Кроме того, Каранфилов был мастер «зажимать», то есть при всяком удобном и неудобном случае выжимать из матроса деньгу. Правда, в этом он не был оригинален. Казначеи, интенданты, ревизоры и прочие начальствующие лица строили в лучшей части города собственные дома, хотя до службы не имели никаких капиталов. Да и более мелкие сошки проявляли немало предприимчивости. Каждый раз, обращаясь с какой-нибудь просьбой к старшему писарю, фельдфебелю или боцману, матрос должен был преподносить им некую мзду.
Когда Гладков через некоторое время снова выглянул из люка, боцмана уже не было, и, поискав глазами Антоненко, он окликнул друга: «Самсон!». Не добавив больше ни слова, он так выразительно показал глазами вниз, что тот все понял.
Вскоре в одном из трюмных отсеков собралась группа матросов. Здесь были Гладков, Антоненко, Карнаухов, Частник, еще два-три человека. Саша Гладков, еще до флота связанный с социал-демократической организацией, как-то назвал этот отсек конспиративной квартирой, находящейся на пятнадцати футах ниже уровня моря.
— И чого ж вы, хлопцы, мэнэ сюда затягнулы, — посмеиваясь добродушными глазами, сказал Антоненко. — Я ж мужик, мое дило хозяйнуваты на хутори, волам хвосты крутыть…
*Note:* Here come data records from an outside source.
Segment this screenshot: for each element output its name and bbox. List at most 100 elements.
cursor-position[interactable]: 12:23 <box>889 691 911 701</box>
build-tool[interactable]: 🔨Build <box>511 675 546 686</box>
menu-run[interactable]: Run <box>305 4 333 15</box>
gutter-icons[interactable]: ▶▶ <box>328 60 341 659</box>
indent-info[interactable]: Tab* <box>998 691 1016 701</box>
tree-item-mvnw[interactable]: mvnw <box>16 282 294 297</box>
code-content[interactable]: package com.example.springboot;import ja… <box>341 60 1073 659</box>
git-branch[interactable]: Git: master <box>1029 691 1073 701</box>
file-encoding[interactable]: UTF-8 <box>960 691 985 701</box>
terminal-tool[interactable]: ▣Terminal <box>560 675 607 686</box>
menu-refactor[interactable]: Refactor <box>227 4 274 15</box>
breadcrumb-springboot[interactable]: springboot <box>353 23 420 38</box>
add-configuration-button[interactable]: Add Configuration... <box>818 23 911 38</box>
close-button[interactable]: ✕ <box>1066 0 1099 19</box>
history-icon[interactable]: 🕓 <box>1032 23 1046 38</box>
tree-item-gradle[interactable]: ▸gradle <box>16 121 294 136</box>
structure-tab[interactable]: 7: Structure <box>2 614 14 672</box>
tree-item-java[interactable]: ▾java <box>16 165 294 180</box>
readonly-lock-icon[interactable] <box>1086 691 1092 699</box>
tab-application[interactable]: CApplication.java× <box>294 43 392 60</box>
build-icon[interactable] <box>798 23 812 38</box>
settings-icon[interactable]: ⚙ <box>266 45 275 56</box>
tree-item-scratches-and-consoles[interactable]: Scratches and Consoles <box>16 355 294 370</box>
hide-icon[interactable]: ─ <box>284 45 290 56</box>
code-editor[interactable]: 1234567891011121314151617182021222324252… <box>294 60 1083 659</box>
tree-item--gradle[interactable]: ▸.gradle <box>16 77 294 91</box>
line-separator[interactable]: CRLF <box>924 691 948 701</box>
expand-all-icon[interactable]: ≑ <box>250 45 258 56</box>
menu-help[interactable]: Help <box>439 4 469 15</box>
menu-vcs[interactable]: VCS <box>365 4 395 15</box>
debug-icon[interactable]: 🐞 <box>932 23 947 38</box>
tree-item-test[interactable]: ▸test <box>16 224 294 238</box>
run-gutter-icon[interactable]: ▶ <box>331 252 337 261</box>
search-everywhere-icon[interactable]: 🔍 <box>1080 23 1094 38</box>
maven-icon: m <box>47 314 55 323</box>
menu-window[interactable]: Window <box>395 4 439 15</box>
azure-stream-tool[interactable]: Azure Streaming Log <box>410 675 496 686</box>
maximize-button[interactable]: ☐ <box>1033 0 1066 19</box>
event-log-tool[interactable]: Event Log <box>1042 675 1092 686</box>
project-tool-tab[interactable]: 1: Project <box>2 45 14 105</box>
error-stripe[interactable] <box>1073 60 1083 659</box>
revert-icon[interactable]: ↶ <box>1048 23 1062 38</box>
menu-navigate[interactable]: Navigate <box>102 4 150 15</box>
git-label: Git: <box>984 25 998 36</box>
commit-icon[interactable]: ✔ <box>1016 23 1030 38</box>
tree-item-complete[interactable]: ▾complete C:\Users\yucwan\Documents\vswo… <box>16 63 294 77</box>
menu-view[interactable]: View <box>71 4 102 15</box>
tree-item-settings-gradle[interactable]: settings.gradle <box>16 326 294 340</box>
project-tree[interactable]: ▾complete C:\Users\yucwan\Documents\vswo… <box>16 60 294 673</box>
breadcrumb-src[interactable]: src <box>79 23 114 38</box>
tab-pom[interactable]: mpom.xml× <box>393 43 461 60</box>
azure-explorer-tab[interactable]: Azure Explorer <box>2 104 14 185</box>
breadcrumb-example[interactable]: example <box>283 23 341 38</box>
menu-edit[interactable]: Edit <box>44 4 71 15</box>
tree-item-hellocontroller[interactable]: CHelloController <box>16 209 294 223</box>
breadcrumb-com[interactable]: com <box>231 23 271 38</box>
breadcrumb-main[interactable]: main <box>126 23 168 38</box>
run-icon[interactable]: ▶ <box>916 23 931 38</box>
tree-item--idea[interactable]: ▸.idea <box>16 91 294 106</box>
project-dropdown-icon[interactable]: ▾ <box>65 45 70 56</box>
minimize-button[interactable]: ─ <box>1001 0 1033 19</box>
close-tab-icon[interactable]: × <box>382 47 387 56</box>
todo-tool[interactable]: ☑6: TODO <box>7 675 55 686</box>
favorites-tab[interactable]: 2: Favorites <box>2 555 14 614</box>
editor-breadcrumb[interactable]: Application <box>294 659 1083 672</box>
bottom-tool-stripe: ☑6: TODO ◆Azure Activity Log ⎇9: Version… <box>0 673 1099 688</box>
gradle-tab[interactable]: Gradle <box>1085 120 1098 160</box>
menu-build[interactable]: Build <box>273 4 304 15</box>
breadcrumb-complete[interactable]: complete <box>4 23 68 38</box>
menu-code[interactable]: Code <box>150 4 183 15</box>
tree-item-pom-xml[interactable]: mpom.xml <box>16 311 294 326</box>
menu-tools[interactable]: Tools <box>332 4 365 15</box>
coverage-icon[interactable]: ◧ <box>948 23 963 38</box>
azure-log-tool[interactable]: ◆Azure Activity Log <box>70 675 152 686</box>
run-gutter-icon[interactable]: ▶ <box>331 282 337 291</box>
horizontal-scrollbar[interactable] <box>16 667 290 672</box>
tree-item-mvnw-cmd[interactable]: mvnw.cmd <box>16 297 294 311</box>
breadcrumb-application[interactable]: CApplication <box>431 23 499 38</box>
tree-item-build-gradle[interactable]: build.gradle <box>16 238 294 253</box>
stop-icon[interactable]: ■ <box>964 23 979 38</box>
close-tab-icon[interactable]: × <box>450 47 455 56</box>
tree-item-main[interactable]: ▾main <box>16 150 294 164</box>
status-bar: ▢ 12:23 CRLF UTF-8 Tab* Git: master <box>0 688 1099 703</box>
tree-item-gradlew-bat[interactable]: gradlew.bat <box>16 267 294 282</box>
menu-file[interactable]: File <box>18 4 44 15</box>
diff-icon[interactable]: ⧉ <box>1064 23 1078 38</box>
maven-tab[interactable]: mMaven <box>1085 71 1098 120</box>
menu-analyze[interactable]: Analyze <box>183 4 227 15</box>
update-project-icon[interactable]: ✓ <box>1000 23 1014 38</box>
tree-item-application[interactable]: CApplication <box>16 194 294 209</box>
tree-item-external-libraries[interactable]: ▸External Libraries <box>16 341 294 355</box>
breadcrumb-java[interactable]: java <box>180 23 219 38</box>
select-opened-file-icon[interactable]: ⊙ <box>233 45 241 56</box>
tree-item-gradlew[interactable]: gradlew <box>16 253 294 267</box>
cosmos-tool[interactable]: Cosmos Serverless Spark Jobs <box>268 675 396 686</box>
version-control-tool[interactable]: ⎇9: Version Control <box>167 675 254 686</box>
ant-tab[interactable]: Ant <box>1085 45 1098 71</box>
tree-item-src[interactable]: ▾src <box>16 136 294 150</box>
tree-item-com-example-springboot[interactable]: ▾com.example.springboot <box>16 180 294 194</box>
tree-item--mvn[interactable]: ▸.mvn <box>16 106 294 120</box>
Товарищи знали манеру Антоненко подшучивать над самим собой, манеру, которая вызывалась, по-видимому, невероятной силой этого человека. В силе он не уступал боцману Каранфилову, и товарищи прозвали комендора Самсоном. Восьмидюймовое орудие он один поворачивал вручную. Никита Петрович Антоненко был не только силен, но и красив — высокий шатен с бархатными глазами, с черными, загнутыми, как у девушки, ресницами. Поэтому офицеры «Очакова» дали ему другое прозвище, ничего не говорившее сердцу матросов, — «Аполлон».